The Family Fund is a York based registered charity covering the whole of the UK and funded by the national governments of England, Northern Ireland, Scotland and Wales. The Fund helps low-income families caring for a severely disabled child or young person by providing grants that relate to their particular needs. As well as being a registered charity, the Fund is also a company limited by guarantee.
In 1973, against a backdrop of public campaigning on behalf of families affected by the Thalidomide drug, Sir Keith Joseph, Secretary of State for Social Services, and Anthony Barber, Chancellor of the Exchequer, set aside a special fund of £3m. The fund was not to be used for compensation but to help meet the gaps between the essential needs posed by caring for a severely handicapped child and the resources available through families, local communities, and the statutory services.
To administer the fund the government bypassed existing statutory agencies and approached the Joseph Rowntree Memorial Trust. The Trust accepted responsibility and £3m was credited to them on 21 March 1973. The Family Fund became operational on 2 April 1973 and was intended to run for three years.
The initial £3m funding from the Government was followed by a further £3m in 1975. At this time the Joseph Rowntree Memorial Trust and the Department of Health and Social Services (DHSS) agreed to the Fund's life being extended to five years. The Government made a grant of £2.7m for 1976 and committed to a further payment of £2m for each subsequent year.
By 1978 the Government and the Joseph Rowntree Memorial Trust had agreed that the Fund would continue, subject to review, on an ongoing but indefinite basis. Subsequent funding would be negotiated on an annual basis with the DHSS and successive departments based on estimates of anticipated demand. The Trust (renamed the Joseph Rowntree Foundation in 1990) continued to administer the Fund until it became a legally independent charitable trust on 1 Apr 1996.
Full accounts of the establishment of the Fund can be found in the Report of the Joseph Rowntree Memorial Trust and the Joseph Rowntree Memorial Housing Trust (York, 1975); Jonathan Bradshaw, The Family Fund: An initiative in social policy (London, 1980); and Lewis E Waddilove, Private Philanthropy and Public Welfare: The Joseph Rowntree Memorial Trust 1954-1979 (London, 1983).
The Family Fund began as a means to help parents shoulder the practical burdens of caring for children with a severe congenital handicap. In December 1974 the requirement to restrict aid to congenital conditions was dropped, so that medical eligibility became dependent on the severity rather than the cause of disability.

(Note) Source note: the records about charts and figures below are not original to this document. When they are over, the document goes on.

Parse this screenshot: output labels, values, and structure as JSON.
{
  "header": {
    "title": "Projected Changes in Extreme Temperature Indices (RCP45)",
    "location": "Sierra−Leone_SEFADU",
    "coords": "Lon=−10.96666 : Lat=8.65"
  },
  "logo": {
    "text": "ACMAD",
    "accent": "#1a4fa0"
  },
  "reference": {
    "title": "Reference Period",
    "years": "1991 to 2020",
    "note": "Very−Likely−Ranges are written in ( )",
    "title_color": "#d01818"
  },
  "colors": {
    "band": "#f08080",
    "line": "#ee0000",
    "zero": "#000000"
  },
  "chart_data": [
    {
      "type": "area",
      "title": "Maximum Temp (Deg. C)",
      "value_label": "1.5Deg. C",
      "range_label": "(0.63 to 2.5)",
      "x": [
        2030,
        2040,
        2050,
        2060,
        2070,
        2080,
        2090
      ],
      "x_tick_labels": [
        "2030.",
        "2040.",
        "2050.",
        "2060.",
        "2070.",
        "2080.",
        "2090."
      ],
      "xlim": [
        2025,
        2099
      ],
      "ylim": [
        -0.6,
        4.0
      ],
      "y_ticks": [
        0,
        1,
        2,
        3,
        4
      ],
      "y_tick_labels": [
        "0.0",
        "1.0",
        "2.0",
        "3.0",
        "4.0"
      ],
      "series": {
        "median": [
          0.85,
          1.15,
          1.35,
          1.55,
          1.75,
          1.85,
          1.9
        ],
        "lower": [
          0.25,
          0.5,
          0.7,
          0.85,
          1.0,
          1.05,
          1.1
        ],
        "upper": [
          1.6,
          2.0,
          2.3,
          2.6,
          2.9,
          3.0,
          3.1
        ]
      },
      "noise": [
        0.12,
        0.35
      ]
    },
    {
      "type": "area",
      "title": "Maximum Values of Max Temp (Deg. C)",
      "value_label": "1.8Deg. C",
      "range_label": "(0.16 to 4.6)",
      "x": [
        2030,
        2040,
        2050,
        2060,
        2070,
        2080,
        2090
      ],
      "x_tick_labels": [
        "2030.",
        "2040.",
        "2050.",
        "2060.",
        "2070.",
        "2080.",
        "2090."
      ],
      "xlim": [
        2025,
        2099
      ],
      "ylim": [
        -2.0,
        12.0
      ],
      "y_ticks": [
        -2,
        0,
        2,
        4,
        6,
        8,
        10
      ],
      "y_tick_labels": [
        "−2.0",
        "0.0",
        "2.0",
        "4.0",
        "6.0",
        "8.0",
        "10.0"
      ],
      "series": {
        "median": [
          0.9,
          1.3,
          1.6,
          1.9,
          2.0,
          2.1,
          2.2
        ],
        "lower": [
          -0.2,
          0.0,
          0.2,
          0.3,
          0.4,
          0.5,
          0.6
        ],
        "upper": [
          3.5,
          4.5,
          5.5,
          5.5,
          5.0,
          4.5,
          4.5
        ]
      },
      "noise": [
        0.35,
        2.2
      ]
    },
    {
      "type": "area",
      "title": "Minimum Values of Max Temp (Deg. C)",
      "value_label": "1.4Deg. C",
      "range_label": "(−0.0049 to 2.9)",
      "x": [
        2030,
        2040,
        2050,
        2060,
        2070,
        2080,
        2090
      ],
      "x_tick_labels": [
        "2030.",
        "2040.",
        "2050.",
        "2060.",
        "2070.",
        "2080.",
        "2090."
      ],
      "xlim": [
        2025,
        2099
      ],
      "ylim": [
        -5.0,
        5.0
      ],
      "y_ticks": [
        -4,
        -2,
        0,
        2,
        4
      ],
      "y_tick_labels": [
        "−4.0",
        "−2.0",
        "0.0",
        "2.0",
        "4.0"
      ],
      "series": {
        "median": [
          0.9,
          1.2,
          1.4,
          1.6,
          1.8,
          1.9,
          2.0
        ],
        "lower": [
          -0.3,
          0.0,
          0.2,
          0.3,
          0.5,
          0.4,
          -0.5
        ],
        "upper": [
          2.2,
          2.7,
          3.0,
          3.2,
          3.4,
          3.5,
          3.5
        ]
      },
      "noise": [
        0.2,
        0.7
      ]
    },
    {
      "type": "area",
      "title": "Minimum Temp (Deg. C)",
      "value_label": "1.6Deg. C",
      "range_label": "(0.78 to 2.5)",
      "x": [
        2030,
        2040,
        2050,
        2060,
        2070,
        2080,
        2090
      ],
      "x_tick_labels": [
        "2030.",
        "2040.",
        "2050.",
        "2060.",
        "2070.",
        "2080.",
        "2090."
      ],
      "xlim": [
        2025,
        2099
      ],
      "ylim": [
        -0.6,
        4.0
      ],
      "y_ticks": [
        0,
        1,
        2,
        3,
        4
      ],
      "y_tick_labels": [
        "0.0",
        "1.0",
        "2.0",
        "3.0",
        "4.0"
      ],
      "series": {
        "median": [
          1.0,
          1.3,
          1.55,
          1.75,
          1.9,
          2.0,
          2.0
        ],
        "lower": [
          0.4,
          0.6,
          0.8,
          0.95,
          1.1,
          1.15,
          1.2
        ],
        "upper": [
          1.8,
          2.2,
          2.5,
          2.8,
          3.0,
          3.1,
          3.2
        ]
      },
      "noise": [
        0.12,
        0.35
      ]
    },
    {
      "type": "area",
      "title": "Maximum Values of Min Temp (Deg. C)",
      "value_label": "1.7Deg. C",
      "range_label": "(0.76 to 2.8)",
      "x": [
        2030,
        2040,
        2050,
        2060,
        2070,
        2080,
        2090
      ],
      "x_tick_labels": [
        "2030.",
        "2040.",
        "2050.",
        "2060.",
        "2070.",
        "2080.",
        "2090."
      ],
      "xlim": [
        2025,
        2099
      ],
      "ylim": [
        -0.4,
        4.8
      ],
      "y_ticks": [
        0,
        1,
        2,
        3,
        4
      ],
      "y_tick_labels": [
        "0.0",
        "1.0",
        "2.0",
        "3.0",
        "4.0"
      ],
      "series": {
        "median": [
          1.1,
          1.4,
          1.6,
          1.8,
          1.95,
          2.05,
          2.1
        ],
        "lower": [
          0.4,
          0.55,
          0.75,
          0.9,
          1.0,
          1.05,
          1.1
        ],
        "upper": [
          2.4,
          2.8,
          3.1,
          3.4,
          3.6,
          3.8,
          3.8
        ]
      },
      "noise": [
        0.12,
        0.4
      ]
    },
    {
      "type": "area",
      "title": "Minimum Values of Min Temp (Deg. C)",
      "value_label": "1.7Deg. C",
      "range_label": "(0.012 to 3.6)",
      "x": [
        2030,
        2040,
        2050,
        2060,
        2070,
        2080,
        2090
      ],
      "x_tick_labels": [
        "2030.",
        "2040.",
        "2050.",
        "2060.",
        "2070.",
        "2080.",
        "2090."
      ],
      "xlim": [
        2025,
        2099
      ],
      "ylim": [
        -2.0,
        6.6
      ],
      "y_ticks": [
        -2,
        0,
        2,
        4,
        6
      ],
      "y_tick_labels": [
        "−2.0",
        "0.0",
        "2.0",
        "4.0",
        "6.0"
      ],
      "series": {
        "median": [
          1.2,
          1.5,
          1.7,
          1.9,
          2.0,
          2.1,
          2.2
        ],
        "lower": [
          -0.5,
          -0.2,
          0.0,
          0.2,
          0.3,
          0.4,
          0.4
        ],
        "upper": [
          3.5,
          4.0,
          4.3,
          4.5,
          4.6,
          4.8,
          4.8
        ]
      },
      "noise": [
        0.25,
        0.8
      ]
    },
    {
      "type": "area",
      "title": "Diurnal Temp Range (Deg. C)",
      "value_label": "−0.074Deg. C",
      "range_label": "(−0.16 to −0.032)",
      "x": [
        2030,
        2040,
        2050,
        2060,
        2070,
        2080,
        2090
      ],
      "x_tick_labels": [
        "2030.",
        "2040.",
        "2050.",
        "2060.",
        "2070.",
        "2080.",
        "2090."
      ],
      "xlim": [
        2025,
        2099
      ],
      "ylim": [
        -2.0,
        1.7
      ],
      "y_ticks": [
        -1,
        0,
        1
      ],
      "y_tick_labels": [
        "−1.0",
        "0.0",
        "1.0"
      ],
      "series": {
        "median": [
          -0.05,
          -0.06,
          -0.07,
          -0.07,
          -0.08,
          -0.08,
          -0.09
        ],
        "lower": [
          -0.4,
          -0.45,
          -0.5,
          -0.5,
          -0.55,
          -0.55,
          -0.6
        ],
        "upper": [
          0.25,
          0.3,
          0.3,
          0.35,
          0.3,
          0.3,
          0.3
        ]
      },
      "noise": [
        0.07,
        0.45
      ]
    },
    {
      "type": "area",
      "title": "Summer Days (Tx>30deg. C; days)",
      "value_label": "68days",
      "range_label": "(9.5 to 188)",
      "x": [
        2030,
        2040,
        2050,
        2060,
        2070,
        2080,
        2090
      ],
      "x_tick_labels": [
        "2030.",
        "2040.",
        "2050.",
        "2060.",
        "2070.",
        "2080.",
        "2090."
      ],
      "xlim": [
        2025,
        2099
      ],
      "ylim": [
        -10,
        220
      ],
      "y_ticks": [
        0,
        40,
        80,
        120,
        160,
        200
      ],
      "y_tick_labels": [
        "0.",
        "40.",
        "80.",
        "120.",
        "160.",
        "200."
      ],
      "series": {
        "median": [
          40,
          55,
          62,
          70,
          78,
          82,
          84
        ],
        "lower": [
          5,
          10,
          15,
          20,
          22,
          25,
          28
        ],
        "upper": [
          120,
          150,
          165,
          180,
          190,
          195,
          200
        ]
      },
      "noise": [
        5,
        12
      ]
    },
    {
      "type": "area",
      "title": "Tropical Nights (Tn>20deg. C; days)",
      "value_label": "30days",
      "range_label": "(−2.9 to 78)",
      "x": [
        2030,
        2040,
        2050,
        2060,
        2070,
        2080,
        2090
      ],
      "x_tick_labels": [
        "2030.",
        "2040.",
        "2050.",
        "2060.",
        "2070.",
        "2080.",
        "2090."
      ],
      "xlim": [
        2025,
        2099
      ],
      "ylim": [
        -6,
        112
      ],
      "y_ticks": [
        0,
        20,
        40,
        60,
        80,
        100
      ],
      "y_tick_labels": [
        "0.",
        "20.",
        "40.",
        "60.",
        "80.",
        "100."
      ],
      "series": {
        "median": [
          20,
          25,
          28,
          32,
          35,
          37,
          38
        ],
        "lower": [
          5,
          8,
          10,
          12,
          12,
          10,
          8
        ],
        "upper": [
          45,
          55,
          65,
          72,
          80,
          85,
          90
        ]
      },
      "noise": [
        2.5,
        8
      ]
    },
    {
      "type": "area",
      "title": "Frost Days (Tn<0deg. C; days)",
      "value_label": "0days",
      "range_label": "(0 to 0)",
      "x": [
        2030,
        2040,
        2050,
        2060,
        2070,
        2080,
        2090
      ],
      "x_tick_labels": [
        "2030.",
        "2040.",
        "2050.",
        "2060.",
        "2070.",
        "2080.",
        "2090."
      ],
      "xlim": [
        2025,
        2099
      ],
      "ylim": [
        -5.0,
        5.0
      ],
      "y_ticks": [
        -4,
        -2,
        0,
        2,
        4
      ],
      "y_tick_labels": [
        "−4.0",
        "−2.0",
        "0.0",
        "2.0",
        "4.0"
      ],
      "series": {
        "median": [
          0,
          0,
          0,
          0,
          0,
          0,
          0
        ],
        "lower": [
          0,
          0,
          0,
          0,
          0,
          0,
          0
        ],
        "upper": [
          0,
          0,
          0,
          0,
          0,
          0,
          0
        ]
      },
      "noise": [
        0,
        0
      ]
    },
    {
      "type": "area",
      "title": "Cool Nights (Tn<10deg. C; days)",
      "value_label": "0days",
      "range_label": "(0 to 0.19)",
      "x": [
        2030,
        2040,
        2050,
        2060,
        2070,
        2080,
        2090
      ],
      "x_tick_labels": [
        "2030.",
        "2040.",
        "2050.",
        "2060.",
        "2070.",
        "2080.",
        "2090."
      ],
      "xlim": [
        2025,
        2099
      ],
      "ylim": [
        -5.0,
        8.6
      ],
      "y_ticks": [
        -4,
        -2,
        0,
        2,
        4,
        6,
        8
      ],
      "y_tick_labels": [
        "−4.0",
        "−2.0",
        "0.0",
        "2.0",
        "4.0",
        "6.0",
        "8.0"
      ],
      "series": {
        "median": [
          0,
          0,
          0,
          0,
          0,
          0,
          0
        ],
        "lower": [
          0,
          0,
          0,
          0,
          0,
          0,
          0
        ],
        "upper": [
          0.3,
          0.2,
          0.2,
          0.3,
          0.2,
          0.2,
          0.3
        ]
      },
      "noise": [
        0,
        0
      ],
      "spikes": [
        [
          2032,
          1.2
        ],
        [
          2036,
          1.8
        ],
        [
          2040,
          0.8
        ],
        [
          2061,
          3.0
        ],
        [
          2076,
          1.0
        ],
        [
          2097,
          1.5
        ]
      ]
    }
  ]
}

The grants made by the Fund were generally of a small scale and were explicitly not compensatory in nature. They were intended to fill gaps in provision for the families of disabled children which the existing statutory and charitable bodies could not provide. Provision of a grant by the Fund did not affect entitlement to any statutory benefits.
Grants are discretionary and are made in response to applications received. Initially grants were not means tested, but by the mid 1980s a maximum level of income for recipient households had been introduced. Grants for a broad range of purposes have been made by the Fund to applicant families, to cover such costs as the purchase of laundry equipment, transportation, clothing, and family outings and holidays.
The Fund also supported a research and advisory role, both internally to inform policy decisions on eligibility and grant making and externally to Government and the social welfare sector.
Reference: Report of the Joseph Rowntree Memorial Trust and the Joseph Rowntree Memorial Housing Trust (York, 1975).
Reference: Jonathan Bradshaw, The Family Fund: An initiative in social policy (London, 1980).
Reference: Lewis E Waddilove, Private Philanthropy and Public Welfare: The Joseph Rowntree Memorial Trust 1954-1979 (London, 1983).
Reference: Eleanor M Barnes, The Family Fund and how it helps (York, 1991).